19
WYATT
“What was that?” Ava says with a raised brow as soon as Ely has vanished down the hall, the far door having opened and firmly shut behind her.
“It’s not what it looked like,” I plead. “Ava. Nothing’s going on. Or I mean—well, obviously something is. But we have it under control. It won’t interfere with her work.”
I’m so stupid they should name some kind of satirical prize in my honor. If the whole plan is to hold my weaker instincts at bay and behave like a mentor for the next month or so, I’m doing a really shitty job of it.
One more month, Wyatt. One more month, and we could have done whatever we wanted, and here I am with no self-control.
Being unable to restrain myself is up there with my most loathed personality flaws of all time.
Losing control never got me anywhere good. I mean, it got me into a couple overdoses. It got me to do things for drug money that I still hate myself for.
Losing control turned my father into a monster.
I’ve built a whole life out of getting that control back and never, not once, ever, giving an inch.
Until, apparently, now.
“Wyatt,” she starts, but this is already so humiliating I want to die, so.
“Please don’t,” I say, holding up a hand before she can finish. “Seriously. I want to hide in a cave right now. Please just let me go hide in that cave.”
She’s silent for long enough that I dare to steal another glance at her face. She’s got a little quirk to the corner of her mouth, half a smile, and I have no idea how to interpret that.
“Stop whatever look that is you’re trying to give me.”
“I’m not trying to give you anything. Anyway, I think you said something about a cave you had to go hide in?”
This time I don’t let myself mess up my exit. I’m out of there before she can change her mind.
I dig my phone out of my pocket as I head for my office and tap over to the messaging app. Ely’s third on the list of most recent texts, behind Marcus and Ava but above the Uber Eats guy.
Me: I’m sorry about that
Ely: Oh don’t you start
Me: Start what?
Ely: Start pretending like you didn’t want to kiss me back there!
Me: I wasn’t going to say that.
I save the next half of that text for once I’m safely in my office, the door shut. And locked.
Even then my hands are shaking a little as I turn back to my phone, thumbs hovering over the screen for a long moment before I finally type.
Me: Because I did want to kiss you back there.
Ely replies in an actual second, so fast she must have had the response pretyped in.
Ely: Knew it.
Ely: Don’t you think maybe you should have?
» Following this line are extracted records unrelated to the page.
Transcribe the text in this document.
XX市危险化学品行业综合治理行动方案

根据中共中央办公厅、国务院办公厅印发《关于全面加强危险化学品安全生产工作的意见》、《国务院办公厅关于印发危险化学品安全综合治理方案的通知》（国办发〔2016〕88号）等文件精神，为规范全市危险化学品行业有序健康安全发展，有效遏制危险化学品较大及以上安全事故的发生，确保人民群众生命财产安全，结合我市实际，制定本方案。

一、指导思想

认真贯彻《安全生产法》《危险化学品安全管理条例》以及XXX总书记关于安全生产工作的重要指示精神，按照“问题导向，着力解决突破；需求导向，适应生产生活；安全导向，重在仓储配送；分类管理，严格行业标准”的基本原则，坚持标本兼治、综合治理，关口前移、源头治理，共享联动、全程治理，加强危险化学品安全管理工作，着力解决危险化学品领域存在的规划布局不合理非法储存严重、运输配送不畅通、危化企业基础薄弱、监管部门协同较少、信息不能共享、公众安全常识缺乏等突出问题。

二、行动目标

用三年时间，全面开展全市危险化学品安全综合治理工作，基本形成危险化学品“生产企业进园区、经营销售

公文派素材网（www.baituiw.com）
I’m struggling to figure out how to respond to that when another notification pops up at the top of my screen: a message from Marcus.
I can’t decide if his timing is incredible or piss-poor.
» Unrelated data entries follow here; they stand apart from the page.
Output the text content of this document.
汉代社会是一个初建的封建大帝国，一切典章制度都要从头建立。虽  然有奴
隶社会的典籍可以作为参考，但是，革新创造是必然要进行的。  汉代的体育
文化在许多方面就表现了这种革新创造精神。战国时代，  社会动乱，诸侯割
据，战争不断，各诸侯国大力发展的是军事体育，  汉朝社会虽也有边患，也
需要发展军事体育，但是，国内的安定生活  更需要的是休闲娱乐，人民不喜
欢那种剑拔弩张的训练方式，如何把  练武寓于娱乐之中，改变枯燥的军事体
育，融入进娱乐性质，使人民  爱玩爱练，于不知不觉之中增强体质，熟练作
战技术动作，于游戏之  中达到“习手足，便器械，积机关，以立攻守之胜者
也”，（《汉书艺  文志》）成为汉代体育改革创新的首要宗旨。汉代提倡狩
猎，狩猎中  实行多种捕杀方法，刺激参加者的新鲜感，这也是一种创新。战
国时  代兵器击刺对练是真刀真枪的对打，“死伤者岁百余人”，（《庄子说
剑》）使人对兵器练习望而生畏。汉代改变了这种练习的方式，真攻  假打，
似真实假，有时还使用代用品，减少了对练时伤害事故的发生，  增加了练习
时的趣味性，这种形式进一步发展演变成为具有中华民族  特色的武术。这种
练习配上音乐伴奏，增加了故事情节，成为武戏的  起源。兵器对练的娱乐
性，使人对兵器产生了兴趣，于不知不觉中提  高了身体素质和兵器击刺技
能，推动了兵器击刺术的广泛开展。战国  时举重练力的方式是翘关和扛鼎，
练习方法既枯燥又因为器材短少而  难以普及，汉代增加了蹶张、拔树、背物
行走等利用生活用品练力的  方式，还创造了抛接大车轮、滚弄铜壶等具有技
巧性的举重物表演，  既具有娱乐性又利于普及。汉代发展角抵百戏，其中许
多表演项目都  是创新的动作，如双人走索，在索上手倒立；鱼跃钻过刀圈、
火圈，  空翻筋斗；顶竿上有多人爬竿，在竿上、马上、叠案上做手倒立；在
Marcus: So I was on the train just now and this one guy was selling prints of his photos car to car. They were pretty good, too. Reminded me of you.
I know Ely’s probably staring at her screen waiting for my response, but I tap one out to Marcus instead.
Me: The good photos, or the selling them on the F line for drug money?
Marcus: I think you’re being a little unfair with the last bit, man. On yourself and on subway guy. He’s just trying to catch his break.
In case I needed reminding that I’m an asshole. Here I am, supposed to be clean but still seeing addicts everywhere I go. Even when I’m not physically there.
Marcus: I bought one of his pieces. I’ll show you next time we hang out. Maybe you’ll like them. Or maybe you’ll tell me they’re derivative pieces of trash, who knows. It’ll be a party!
He’s trying to make me feel better in that weird Marcus way of his, but it doesn’t really help. Today already feels like it’s gotten fucked up in so many ways that I’ll never disentangle myself from all of them. The only way out would be to cut the lights and start over from 12:01.
The one part of this I don’t regret is her. Ely.
No matter how idiotic I might act around her, I never regret a single moment I spend with Ely.